Cholesteatoma is an abnormal collection of skin cells behind the ear drum in the middle ear space, which may eventually result in destruction to the bony structures in the middle ear, such as the middle ear bones (ossicles), the hearing organ (cochlear), the balance organ (labyrinth), the base of the skull (tegmen tympani) and even the bony covering of the facial nerve. Uncommonly, cholesteatoma can also occur in the deeper structures such as the petrous apex and the cerebellopontine angle.
The most common presentation of cholesteatoma is ear discharge (otorrhoea) and hearing loss. Other symptoms would include ringing in the ear (tinnitus), a painful ear (otalgia) and giddiness. Rarely, you may also experience headaches. You may also have no symptoms and it may also be incidentally picked up during a routine ear examination during a doctor’s visit for a separate problem.
Cholesteatoma may either be congenital (i.e. you are born with it) or acquired later in life.
Risks factors for acquired cholesteatoma include previous infection, a hole in the ear drum (tympanic membrane perforation) and previous otologic surgeries. Other risk factors include a poorly functioning Eustachian tube which results in negative pressure in the middle ear and a resultant retracted ear drum.
A diagnosis is usually made on careful inspection of the ear by a doctor. There will be tell-tale signs of cholesteatoma. If cholesteatoma is suspected, the ENT doctor would then usually proceed with an audiological test to determine the degree of hearing loss, and also order a CT scan to determine the extent of the disease.
Surgery is often required for the treatment of cholesteatoma. If left untreated, the destructive and expansile nature of this condition can result in destruction to the bony structures in the middle ear, such as the middle ear bones (ossicles) and the hearing organ (cochlear) both resulting in hearing loss, the balance organ (labyrinth) to cause giddiness, the bony covering of the facial nerve to cause facial weakness and even the base of the skull (tegmen tympani) to cause involvement of the brain. If left untreated it can also be infected, causing pain, discharge and fever.

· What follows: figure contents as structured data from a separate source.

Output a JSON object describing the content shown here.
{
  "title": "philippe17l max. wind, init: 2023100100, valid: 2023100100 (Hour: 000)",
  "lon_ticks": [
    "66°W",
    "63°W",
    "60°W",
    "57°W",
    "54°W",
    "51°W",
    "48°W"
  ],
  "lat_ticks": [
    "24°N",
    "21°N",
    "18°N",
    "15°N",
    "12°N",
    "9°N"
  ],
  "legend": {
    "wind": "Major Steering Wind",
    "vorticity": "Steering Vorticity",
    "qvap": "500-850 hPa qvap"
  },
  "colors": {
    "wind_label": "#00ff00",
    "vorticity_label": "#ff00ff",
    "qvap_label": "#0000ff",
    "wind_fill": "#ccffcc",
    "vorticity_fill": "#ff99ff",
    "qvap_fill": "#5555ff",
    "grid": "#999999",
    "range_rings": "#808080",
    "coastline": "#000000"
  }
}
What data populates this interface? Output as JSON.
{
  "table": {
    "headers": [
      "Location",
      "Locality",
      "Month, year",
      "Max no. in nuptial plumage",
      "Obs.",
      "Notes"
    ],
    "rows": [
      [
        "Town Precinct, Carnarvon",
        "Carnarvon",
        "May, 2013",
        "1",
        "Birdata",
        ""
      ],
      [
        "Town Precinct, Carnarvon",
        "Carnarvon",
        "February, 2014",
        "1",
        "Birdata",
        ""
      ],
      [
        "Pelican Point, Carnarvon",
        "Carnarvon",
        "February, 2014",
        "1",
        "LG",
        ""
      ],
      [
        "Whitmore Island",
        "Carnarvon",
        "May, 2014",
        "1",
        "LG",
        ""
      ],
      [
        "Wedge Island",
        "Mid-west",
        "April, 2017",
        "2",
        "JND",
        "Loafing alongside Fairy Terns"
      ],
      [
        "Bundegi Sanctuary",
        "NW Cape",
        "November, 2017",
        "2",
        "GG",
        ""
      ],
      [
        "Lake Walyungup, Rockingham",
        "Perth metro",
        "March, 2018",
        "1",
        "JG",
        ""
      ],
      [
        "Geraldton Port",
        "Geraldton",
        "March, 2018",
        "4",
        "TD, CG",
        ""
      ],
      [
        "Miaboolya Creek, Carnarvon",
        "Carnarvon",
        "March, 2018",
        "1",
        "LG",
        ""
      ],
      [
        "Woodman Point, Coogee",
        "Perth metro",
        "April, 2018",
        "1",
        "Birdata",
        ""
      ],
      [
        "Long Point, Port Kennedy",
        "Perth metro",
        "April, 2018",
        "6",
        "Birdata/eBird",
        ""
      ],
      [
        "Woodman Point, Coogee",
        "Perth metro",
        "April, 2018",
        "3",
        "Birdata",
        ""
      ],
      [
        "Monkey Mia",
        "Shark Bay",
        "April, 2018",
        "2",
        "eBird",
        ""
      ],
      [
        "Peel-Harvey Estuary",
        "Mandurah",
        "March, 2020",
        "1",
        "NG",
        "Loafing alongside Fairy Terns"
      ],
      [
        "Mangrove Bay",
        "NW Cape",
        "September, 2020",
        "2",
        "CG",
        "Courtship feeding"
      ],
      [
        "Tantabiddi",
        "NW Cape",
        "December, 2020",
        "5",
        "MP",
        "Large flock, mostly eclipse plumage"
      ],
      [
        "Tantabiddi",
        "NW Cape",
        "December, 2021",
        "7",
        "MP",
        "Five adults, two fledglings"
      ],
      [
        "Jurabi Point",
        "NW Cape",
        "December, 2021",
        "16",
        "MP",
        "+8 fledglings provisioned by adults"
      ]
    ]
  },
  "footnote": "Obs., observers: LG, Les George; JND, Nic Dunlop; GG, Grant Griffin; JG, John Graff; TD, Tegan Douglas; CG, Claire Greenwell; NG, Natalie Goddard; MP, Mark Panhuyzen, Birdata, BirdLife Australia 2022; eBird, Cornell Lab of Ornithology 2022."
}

After doing the necessary investigations such as the audiological test and CT scans, the doctor will bring you through the process of the surgery. The extent of surgery is often dependent of the extent of the disease and it is individualized to the patient (see webpage on "Mastoidectomy"). It is done under General Anaesthesia.
You will often be discharged from the hospital after a night’s stay after your operation. It is important that you observe water precautions after surgery and prevent water from entering the operated ear after the surgery, especially when showering. Also, avoid heavy lifting and straining / sneezing for at least 1 month after your surgery. Any external scars should also be taken care of. An ointment will usually be prescribed for you to apply on the external scar. Ear drops will also be prescribed for you to apply into your ear. Rest assured that the doctor and the nursing team will teach you the wound care and give you specific instructions prior to your discharge. A doctor’s appointment will usually be fixed for you about one week after your discharge to review your wound.